Prof Heilbrunn highlights the resilience of such self-made entrepreneurs of the so-called marginalised groups in criticising the high-tech sector’s exclusivity. Whether it is entrepreneurs from kibbutzim who have applied their historical expertise in agriculture, former Soviet citizens who have embedded themselves into the broader entrepreneurial ecosystem, or Ethiopian immigrants who have initiated their own ventures in tackling systemic racism, the writer details how these “others” have found ways to navigate barriers peculiar to their situation.
However, the reality appears to be more a matter of choice than circumstance. For instance, the Ultra-Orthodox Jewish community’s isolation from the high-tech sector and the broader Israeli economy is largely a result of chosen detachment, driven by religious and cultural preferences, rather than a systemic failure of the industry to level the playing field, or a “lack of moral concern” for those on the periphery.
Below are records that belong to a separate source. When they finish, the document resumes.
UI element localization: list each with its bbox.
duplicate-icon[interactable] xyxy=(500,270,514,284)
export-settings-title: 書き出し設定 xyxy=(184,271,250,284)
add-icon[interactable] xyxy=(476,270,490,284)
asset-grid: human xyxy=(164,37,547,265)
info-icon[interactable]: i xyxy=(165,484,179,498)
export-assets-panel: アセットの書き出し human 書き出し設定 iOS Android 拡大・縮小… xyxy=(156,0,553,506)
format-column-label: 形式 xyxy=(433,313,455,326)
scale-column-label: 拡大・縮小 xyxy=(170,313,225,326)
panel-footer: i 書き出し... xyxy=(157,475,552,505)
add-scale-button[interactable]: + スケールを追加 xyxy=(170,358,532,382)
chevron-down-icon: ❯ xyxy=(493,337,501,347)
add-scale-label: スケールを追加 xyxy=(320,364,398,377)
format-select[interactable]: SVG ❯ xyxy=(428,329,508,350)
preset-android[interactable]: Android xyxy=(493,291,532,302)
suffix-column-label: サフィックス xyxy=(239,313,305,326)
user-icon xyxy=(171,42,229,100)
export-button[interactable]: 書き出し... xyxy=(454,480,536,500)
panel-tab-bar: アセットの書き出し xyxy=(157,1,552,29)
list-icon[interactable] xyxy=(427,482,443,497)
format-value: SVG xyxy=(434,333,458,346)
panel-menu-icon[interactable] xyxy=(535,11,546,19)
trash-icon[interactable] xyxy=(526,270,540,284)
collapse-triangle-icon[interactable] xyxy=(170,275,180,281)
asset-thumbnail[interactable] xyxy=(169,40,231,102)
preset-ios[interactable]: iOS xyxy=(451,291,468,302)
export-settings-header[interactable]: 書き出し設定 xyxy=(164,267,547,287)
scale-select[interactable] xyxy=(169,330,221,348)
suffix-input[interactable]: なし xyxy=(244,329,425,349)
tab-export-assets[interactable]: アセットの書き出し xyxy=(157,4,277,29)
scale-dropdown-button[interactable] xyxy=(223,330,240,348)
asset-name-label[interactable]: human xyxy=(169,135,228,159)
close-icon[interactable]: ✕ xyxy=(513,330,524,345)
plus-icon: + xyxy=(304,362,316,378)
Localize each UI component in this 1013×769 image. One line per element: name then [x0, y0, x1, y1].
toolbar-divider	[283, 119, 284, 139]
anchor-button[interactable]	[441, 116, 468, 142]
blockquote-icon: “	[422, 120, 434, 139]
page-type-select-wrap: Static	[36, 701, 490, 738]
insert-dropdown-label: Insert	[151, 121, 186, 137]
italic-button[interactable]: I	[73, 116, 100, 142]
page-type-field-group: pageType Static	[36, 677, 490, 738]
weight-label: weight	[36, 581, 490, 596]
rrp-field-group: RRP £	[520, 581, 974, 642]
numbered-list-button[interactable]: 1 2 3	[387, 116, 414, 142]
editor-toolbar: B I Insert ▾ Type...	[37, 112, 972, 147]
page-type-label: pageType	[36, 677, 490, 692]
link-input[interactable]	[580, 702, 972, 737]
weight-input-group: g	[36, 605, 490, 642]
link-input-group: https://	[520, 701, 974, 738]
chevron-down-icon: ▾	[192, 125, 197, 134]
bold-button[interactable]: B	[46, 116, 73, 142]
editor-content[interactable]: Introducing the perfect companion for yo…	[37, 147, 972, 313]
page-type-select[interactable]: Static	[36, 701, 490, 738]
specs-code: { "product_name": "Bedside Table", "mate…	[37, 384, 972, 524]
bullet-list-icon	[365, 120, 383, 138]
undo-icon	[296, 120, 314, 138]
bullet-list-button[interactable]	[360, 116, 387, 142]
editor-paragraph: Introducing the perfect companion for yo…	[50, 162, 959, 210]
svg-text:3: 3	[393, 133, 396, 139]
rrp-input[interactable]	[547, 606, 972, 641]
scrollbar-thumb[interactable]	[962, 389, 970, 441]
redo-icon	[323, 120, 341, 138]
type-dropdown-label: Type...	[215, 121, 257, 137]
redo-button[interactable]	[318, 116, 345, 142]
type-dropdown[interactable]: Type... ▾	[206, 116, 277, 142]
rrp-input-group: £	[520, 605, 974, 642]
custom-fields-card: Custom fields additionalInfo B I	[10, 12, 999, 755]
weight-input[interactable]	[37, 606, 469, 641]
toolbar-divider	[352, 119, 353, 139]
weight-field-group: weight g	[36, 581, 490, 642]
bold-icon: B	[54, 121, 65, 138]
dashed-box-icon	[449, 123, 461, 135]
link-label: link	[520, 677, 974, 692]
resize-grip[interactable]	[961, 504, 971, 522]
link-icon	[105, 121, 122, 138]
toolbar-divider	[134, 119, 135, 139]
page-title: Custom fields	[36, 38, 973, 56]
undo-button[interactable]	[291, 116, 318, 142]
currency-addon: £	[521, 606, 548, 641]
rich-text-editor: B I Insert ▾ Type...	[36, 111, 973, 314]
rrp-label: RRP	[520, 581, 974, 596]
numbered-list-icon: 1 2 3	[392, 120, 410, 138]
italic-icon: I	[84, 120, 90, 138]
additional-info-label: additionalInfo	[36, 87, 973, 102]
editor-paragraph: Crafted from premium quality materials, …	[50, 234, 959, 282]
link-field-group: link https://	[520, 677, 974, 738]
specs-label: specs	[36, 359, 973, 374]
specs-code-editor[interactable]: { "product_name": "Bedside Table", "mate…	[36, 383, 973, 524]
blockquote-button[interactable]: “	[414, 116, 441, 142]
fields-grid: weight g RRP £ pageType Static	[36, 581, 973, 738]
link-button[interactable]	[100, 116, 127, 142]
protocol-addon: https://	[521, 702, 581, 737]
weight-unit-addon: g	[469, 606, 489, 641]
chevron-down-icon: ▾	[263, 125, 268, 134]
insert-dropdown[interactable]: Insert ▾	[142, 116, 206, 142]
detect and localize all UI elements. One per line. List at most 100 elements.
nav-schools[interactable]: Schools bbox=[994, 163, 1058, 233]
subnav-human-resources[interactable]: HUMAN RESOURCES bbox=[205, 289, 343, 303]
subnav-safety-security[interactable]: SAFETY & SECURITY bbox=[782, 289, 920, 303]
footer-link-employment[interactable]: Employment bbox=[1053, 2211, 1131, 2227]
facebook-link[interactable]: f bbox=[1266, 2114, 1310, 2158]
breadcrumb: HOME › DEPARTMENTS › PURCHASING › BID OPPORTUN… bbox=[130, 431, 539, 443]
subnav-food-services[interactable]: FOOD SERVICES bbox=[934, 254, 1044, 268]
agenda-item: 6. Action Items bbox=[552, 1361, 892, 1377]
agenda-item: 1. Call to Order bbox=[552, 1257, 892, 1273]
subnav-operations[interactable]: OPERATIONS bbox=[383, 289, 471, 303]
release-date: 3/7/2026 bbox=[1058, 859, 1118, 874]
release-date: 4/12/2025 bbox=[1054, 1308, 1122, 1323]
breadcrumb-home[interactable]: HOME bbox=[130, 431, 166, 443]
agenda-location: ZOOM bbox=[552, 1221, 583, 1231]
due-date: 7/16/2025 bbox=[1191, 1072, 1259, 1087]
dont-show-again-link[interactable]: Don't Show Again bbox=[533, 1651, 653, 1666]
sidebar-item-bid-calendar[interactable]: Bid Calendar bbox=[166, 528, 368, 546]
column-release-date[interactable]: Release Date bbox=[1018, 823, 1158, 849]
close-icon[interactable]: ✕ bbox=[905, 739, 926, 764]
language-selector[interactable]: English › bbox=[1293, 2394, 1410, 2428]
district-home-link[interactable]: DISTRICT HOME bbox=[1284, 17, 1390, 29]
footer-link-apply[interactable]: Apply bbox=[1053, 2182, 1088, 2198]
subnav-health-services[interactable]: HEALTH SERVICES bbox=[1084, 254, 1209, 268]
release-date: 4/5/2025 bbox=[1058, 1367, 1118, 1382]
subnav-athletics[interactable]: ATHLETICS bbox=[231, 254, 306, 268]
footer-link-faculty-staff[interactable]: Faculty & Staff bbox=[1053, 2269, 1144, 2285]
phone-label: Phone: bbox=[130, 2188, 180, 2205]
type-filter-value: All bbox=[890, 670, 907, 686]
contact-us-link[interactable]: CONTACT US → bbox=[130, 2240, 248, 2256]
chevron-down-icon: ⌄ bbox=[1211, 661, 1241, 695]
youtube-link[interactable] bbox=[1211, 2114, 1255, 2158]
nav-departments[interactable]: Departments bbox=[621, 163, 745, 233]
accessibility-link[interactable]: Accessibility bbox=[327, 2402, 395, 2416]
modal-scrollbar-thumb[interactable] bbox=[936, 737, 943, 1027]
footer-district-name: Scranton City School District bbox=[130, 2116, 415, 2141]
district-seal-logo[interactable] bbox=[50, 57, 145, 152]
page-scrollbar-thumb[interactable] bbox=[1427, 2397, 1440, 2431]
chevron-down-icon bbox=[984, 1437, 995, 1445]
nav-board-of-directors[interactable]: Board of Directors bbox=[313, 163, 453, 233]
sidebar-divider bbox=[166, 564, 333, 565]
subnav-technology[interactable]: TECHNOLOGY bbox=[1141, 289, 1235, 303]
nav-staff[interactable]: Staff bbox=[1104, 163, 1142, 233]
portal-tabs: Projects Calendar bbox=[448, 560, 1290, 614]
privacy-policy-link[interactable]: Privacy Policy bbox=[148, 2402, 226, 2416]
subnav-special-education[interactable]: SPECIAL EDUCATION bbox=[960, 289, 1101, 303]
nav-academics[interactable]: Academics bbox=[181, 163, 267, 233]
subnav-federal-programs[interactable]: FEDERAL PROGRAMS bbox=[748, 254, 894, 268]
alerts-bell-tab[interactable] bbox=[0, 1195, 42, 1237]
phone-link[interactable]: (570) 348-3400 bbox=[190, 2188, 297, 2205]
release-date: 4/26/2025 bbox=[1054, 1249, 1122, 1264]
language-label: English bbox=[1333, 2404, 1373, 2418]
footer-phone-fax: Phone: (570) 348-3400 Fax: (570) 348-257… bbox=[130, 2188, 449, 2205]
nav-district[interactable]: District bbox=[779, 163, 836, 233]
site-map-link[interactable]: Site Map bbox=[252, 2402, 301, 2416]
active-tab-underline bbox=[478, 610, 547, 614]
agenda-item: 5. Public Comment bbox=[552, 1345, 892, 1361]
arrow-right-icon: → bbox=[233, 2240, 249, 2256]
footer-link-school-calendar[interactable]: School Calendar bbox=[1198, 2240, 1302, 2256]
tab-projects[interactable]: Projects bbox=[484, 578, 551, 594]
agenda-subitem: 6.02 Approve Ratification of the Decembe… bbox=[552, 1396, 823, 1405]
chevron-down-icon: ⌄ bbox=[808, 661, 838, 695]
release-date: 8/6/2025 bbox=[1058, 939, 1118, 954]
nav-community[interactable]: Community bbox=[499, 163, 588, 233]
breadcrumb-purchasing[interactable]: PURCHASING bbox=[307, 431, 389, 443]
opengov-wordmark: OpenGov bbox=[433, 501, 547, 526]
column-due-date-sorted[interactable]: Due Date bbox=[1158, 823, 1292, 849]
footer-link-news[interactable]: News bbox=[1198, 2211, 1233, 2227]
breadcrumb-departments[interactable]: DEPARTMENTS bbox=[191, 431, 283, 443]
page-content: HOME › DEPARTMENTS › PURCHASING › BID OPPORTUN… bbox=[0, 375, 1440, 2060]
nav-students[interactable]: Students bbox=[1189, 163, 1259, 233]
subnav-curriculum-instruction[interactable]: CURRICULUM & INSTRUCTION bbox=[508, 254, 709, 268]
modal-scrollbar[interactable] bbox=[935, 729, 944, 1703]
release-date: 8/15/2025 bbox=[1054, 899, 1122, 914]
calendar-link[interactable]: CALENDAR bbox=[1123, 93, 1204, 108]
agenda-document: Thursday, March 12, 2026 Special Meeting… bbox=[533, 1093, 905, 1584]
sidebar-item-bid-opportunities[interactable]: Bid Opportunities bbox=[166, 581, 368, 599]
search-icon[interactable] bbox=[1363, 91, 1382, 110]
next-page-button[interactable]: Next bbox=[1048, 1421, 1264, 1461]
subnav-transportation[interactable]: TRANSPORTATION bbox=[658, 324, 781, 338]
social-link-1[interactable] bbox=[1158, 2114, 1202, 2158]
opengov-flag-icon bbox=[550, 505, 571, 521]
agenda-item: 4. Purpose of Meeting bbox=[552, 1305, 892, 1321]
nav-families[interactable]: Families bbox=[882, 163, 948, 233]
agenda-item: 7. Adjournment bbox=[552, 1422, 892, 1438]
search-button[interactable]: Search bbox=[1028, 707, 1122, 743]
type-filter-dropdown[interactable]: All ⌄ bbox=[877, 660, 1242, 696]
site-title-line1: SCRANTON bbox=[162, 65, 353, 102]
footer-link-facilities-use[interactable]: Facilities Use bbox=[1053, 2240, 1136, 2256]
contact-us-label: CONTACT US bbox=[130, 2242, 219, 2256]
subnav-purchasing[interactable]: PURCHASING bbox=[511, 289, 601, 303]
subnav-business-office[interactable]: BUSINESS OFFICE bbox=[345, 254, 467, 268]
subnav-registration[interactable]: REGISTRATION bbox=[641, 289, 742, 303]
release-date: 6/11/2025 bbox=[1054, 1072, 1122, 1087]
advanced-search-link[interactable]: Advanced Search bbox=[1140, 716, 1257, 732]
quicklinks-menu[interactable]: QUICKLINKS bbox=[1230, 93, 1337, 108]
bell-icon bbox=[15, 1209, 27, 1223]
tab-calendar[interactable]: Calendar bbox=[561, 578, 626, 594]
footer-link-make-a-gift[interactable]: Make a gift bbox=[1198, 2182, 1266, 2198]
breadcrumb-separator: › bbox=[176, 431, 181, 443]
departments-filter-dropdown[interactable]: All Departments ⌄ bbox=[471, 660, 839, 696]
In an effort to address this contradiction, Prof Heilbrunn uses the example of various well-meaning government and NGO-led programmes, which have sought to increase high-tech industry participation from peripheral groups and regions with little success. She cites the experiment to turn the southern city of Be’er Sheva into a high-tech hub: While government funding helped turn it into a centre of sorts for cybersecurity start-ups, its inability to retain talent and lagging infrastructure development have kept it well behind Tel Aviv.
Ultimately, however, Heilbrunn does not quite get to the root of the issue. The reader is left to guess what the real factors behind the “divide between Tel Aviv and all the rest” are.
The dichotomy presented by the author’s relentless portrayal of an exclusive environment, and her liberal use of examples proving that those who want to succeed, can, is the crux of the matter. Rather than “challenging the meritocracy myth”, she would be better served by delving into the agency exercised by the so-called “marginal” groups. For a start, the definitions of “winners” and “losers” need to be re-examined.